Yesterday, Intel Corporation CEO Pat Gelsinger all but said the word he has not been able to bring himself to utter in his three years in the job: spin-off. The CEO who has been committed to Intel’s unity was unable to bear the thought, and perhaps also saw the regulatory and business difficulties that the move would involve. But the investors and the board of directors decided, and the process of splitting the company’s chip development division from its production division is underway. "We plan to establish Intel Foundry as an independent subsidiary inside of Intel," Gelsinger wrote in a message to Intel employees yesterday. The announcement, which came after the close of trading in New York, sent Intel’s share price up nearly 8% in after-hours trading, after a rise of nearly 10% last week.
Gelsinger recognizes the difficulty. The aim is to recruit a sponsor for the move, and several major projects will be suspended. "We will pause our projects in Poland and Germany by approximately two years based on anticipated market demand… We plan to complete the construction of our new advanced packaging factory in Malaysia but will align the startup with market conditions and increased utilization of our existing capacity," Gelsinger wrote.
But even after Gelsinger, who grew up in Intel and was formerly the company’s CTO, has agreed to the spin-off, it is not at all certain that it will happen. This may the reason why Gelsinger described the plan in general and incomplete outline only, without committing himself to any details. The model could be one of bringing in new investors as a minority, along the lines of the flotation of Mobileye, in which Intel has retained 88% of the shares.
Gelsinger understands very well, however, that any substantial restructuring will have to undergo regulatory scrutiny. The fear on the part of Intel’s management is of the narrow range of flexibility in this regard. Chip manufacture has become a geopolitical issue in recent years, and a tool that the US uses in its battle to maintain technological supremacy over China. A dramatic change such as Intel proposes is likely to benefit chip manufacture on US soil, which will arouse criticism from the Chinese regulator, who will have to approve the move. The Chinese market represents 27% of Intel’s revenue, which means that the company is torn not only between business interests, but also by the cold war between the two powers, something that it experienced in the refusal by the Chinese to approve its acquisition of Israel’s Tower Semiconductor.
The Israeli employees’ hope
Intel’s 4,000 production workers in Kiryat Gat breathed a sigh of relief yesterday. Gelsinger described the painful cutbacks planned in the development of the company’s manufacturing capacity, but didn’t mention Israel, despite the fact that Intel has frozen the expansion of the new Fab 38 in Kiryat Gat.

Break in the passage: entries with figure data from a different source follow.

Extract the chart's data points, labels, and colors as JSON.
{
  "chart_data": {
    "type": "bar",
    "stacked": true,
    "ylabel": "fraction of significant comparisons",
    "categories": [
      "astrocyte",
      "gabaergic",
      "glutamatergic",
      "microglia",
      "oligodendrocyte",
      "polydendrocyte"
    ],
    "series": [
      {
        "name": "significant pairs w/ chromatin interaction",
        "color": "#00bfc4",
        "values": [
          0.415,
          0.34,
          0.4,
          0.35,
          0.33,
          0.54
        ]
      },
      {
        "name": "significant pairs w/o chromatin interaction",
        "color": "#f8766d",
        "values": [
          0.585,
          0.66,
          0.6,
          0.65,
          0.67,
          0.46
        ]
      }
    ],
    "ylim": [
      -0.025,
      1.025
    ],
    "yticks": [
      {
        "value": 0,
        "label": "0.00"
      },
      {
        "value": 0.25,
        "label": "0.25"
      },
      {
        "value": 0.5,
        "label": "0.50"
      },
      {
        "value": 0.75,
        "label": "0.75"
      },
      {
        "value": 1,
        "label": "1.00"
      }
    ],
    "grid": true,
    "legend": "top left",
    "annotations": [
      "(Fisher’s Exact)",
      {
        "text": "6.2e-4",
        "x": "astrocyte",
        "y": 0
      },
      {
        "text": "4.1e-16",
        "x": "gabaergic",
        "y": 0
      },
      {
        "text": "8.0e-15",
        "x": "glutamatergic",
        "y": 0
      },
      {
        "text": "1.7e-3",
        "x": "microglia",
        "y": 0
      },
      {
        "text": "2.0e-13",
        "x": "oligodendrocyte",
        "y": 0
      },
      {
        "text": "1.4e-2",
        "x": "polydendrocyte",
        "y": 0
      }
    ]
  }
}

The silence about Israel could be interpreted in two ways. The first is that Intel will lift the freeze. The second is that, despite the freeze, the fab in which the expansion was due to have taken place is almost complete. Either way, a flotation of the production division on the stock exchange and the introduction of new investors could be good news for the employees, who will perhaps hold shares with better prospects than those of Intel, which have fallen by 56% so far this year.
Published by Globes, Israel business news - en.globes.co.il - on September 17, 2024.